The Baron had obviously inherited those bones. He was a magnificent avian, a good six feet tall, his feathers raven-black with faint crimson highlights. A few of the ones on his neck-ruff had been edged with gold paint. This seemed to take the place of a crown. Like perhaps a third of the townspeople, he had wings, though I don't know whether or not he could actually fly. Perhaps he could in his youth. Judging from his appearance, though, he had since been more interested in putting on weight than in lifting it.

One of his eyes was missing; he'd replaced it with a large glass marble, the kind with a swirl of color in the middle. I have no idea why. I would have asked Lady Sarcoramph, but she left as soon as we entered the great hall and sat with her father throughout the meal. The Baron talked at great length and great volume. I got the impression, though, that his daughter was the one actually paying attention to the room. Her conversation was short but carefully attended. If she's not already running Sporetower, I think she will be before long.

The great hall was sealed from the outside, every window made of the same fine silk as the breathing scarves, the air free of spores. All the visitors could take their scarves off to eat. I'd been wondering how we would do that. It was strange to see faces other than vultures - or, for that matter, to see anything unobscured by the spore-fog. After my introduction to the town, I didn't expect to have much appetite, but the feast Baron Sarcoramph provided was surprisingly appetizing. Contrary to popular belief, carrion-eaters don't eat rotten meat. They just aren't so picky about it being fresh. Everything here was quite fresh, though; the fish were only the most recently dead from the water around the town. Some of them had even been alive when caught. I didn't quite have the stomach to eat any meat, but many of the townspeople survive quite well on a diet of fungus, so that's what I ate. Properly prepared - and these certainly were - mushrooms can be as good as meat anyway. I tried not to think about what the mushrooms had been eating.
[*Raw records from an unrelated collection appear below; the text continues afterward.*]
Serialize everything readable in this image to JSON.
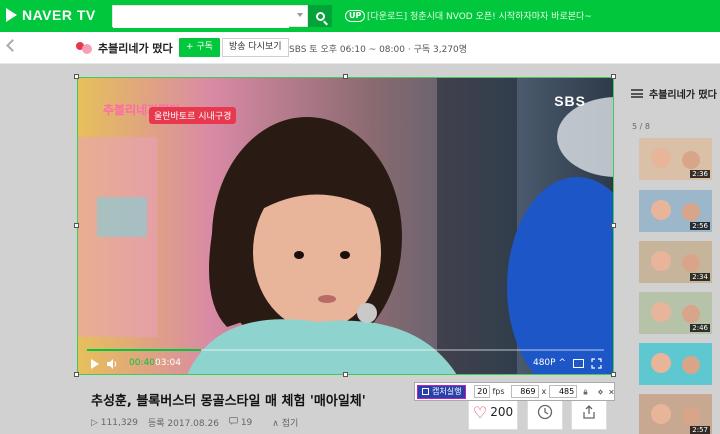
{
  "header": {
    "brand": "NAVER TV",
    "search_value": "",
    "up_badge": "UP",
    "notice": "[다운로드] 청춘시대 NVOD 오픈! 시작하자마자 바로본다~"
  },
  "program": {
    "title": "추블리네가 떴다",
    "subscribe_label": "+ 구독",
    "replay_label": "방송 다시보기",
    "info": "SBS   토 오후 06:10 ~ 08:00  ·  구독 3,270명"
  },
  "player": {
    "broadcaster": "SBS",
    "show_logo": "추블리네가떴다",
    "caption": "울란바토르 시내구경",
    "current_time": "00:40",
    "duration": "03:04",
    "progress_fraction": 0.22,
    "quality": "480P ^"
  },
  "capture": {
    "button_label": "캡처실행",
    "fps_value": "20",
    "fps_label": "fps",
    "width_value": "869",
    "x_label": "x",
    "height_value": "485"
  },
  "video": {
    "title": "추성훈, 블록버스터 몽골스타일 매 체험 '매아일체'",
    "views": "▷ 111,329",
    "date": "등록 2017.08.26",
    "comments": "19",
    "fold_label": "∧ 접기",
    "likes": "200"
  },
  "sidebar": {
    "title": "추블리네가 떴다",
    "count": "5 / 8",
    "items": [
      {
        "duration": "2:36",
        "color": "#d9c0a6"
      },
      {
        "duration": "2:56",
        "color": "#9bb7c9"
      },
      {
        "duration": "2:34",
        "color": "#c7b59b"
      },
      {
        "duration": "2:46",
        "color": "#b6c3a8"
      },
      {
        "duration": "",
        "color": "#5ec7d0"
      },
      {
        "duration": "2:57",
        "color": "#c9a892"
      }
    ]
  }
}
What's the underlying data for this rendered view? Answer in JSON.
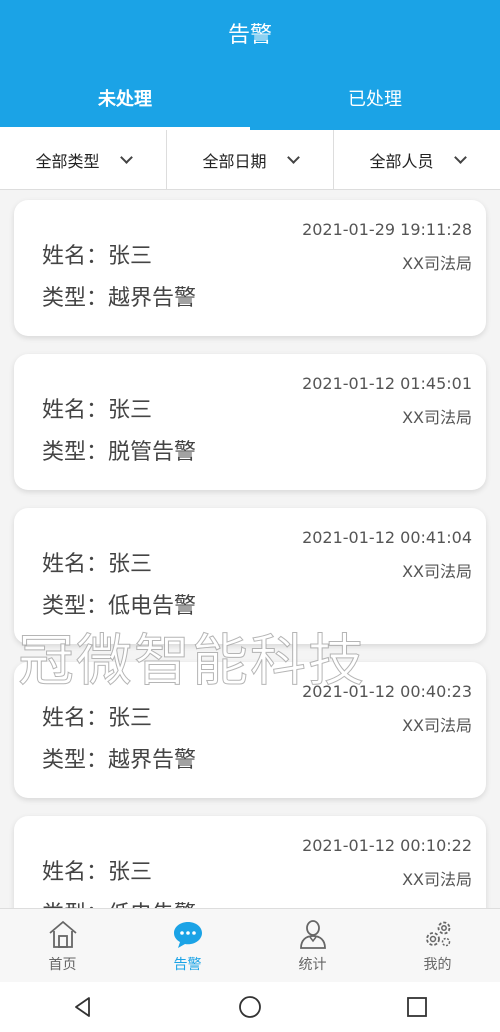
{
  "header": {
    "title": "告警"
  },
  "tabs": [
    {
      "label": "未处理",
      "active": true
    },
    {
      "label": "已处理",
      "active": false
    }
  ],
  "filters": [
    {
      "label": "全部类型"
    },
    {
      "label": "全部日期"
    },
    {
      "label": "全部人员"
    }
  ],
  "alerts": [
    {
      "time": "2021-01-29 19:11:28",
      "org": "XX司法局",
      "name": "姓名：张三",
      "type": "类型：越界告警"
    },
    {
      "time": "2021-01-12 01:45:01",
      "org": "XX司法局",
      "name": "姓名：张三",
      "type": "类型：脱管告警"
    },
    {
      "time": "2021-01-12 00:41:04",
      "org": "XX司法局",
      "name": "姓名：张三",
      "type": "类型：低电告警"
    },
    {
      "time": "2021-01-12 00:40:23",
      "org": "XX司法局",
      "name": "姓名：张三",
      "type": "类型：越界告警"
    },
    {
      "time": "2021-01-12 00:10:22",
      "org": "XX司法局",
      "name": "姓名：张三",
      "type": "类型：低电告警"
    }
  ],
  "watermark": "冠微智能科技",
  "tabbar": [
    {
      "label": "首页",
      "icon": "home-icon",
      "active": false
    },
    {
      "label": "告警",
      "icon": "chat-bubble-icon",
      "active": true
    },
    {
      "label": "统计",
      "icon": "person-icon",
      "active": false
    },
    {
      "label": "我的",
      "icon": "gears-icon",
      "active": false
    }
  ],
  "colors": {
    "accent": "#1ba3e6"
  }
}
I don't really remember much of dinner. I found it difficult to concentrate on the conversation; the Baron's substitute eyeball kept distracting me. It spun in circles whenever he blinked. The other visitors were a rather subdued group anyway, many of them more disturbed than I was by the fungal architecture, by the invitation that seemed unwise to refuse, or simply by the amount of death in the town. I think we were all relieved when dinner ended and we were escorted to similarly filtered bedrooms.

Overall, the Sarcoramphs' hospitality was beyond reproach, but it seemed just a little too mandatory for comfort. I left a small sketch of Lady Sarcoramph and the Baron in my room, as a sign of gratitude, and snuck out of the palace before anyone was awake. I was out of the spore cloud by dawn. I don't usually leave a town so quickly, or without thanking my hosts in person, but I can't honestly say I regretted it. Sporetower is a fascinating place - beautiful, even, in its own strange and morbid way - but I prefer to visit towns where I can breathe unassisted and choose where I stay. One visit was quite enough for now. I may return someday, but not any time soon.

Perhaps after I die.





* It's a lifelong position; the title changes only after death. You can probably guess what it becomes then.

** Of course, this depends on whether you consider it stealing when the owner is already dead.